Wie kann man Windenergie an Land fördern, ohne die Motivation zum Bau effizienter Anlagen an windschwächeren Standorten wegzublasen? Indem man von der Ostsee bis zur Zugspitze vergleichbare Wettbewerbsbedingungen um die Fördergelder schafft. Genau das soll das Referenzertragsmodell leisten.

Illustration: Erneuerbare Energien, Stromnetz und Verbraucher unter einer Lupe© BMWi

Darum gehts: um den Ausbau der Windenergie in Deutschland

Würden in Zukunft Windräder nur noch dort gebaut, wo der Wind am stärksten weht und Betreiber daher mit den höchsten Erträgen rechnen können, entstünden vor allem an den Küsten im Norden, wo die Windkraft traditionell stark ist (siehe Infografik "direkt erfasst"), neue Anlagen. Noch mehr Windstrom müsste am Ende über weite Strecken zu den Verbrauchern transportiert werden, noch mehr neue Stromleitungen würden gebraucht. Das kann sicher keine Lösung sein: Der aufwändige und teure Ausbau der Stromautobahnen vom Norden in den Süden ist schon heute die Achillesferse der Energiewende. Eine großräumige Verteilung der Windenergieanlagen bietet außerdem klare energiewirtschaftliche Vorteile: Windstrom wird so deutlich stetiger in die Netze eingespeist, außerdem lässt sich die zukünftige Einspeisung besser voraussagen.

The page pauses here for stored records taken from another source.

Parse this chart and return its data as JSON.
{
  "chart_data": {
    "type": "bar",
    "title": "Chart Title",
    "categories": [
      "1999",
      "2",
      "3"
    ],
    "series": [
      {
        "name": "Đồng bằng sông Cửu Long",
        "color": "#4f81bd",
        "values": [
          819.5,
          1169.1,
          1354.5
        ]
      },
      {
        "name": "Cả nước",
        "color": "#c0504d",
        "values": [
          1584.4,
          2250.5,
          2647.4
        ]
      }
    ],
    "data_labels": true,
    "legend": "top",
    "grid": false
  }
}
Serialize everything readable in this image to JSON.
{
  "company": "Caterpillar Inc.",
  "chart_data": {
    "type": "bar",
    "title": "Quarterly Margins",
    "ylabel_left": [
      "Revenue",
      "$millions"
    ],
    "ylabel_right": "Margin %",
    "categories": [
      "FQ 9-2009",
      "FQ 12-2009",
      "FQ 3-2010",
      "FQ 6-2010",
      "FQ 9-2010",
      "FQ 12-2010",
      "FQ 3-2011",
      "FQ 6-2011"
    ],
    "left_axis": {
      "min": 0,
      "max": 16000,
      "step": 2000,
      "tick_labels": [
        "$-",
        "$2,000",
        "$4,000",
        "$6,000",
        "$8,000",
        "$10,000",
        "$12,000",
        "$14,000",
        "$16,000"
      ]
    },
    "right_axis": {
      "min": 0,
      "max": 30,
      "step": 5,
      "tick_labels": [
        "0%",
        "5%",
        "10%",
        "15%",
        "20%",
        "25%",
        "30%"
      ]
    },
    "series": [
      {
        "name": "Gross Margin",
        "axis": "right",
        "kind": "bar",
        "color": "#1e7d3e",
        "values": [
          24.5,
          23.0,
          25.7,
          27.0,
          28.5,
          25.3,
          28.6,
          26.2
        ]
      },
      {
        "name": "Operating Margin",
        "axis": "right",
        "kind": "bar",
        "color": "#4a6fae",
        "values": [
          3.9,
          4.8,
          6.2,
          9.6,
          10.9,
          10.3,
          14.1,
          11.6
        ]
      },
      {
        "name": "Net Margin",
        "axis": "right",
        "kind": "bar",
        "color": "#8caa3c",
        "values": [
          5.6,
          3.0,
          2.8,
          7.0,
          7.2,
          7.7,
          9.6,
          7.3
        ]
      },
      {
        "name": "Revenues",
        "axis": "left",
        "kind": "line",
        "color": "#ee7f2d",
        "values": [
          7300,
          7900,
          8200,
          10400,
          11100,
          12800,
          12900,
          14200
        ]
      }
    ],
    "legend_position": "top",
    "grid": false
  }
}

Es ist deshalb sinnvoller, die Windkraft verbrauchernah auszubauen. Wenn die Förderung der erneuerbaren Energien näher an den Markt herangeführt und auf wettbewerbliche Ausschreibungen umgestellt wird, müssen alle Akteure faire Chancen, also möglichst gleiche Wettbewerbsbedingungen haben. Die Frage ist nun, wie man dies gewährleisten kann. Immerhin lautet das Prinzip: "Wer am wenigsten fordert, wird gefördert". Hier hätten Anlagenbetreiber aus windstarken Regionen im wahrsten Sinne des Wortes mehr Rückenwind für ihre Gebote, da sie günstiger kalkulieren können. Das kann man sich wie bei  einem Bauern mit besonders fruchtbaren Äckern vorstellen, der besonders viele Kartoffeln ernten kann – seine Fixkosten pro Kilo sind also recht niedrig. Landwirte mit schlechteren Böden können da nicht mithalten. Bekäme nur derjenige eine Förderung, der per se niedrigere Kosten kalkuliert, wäre auch hier einer der Bauern von vorneherein dem anderen überlegen.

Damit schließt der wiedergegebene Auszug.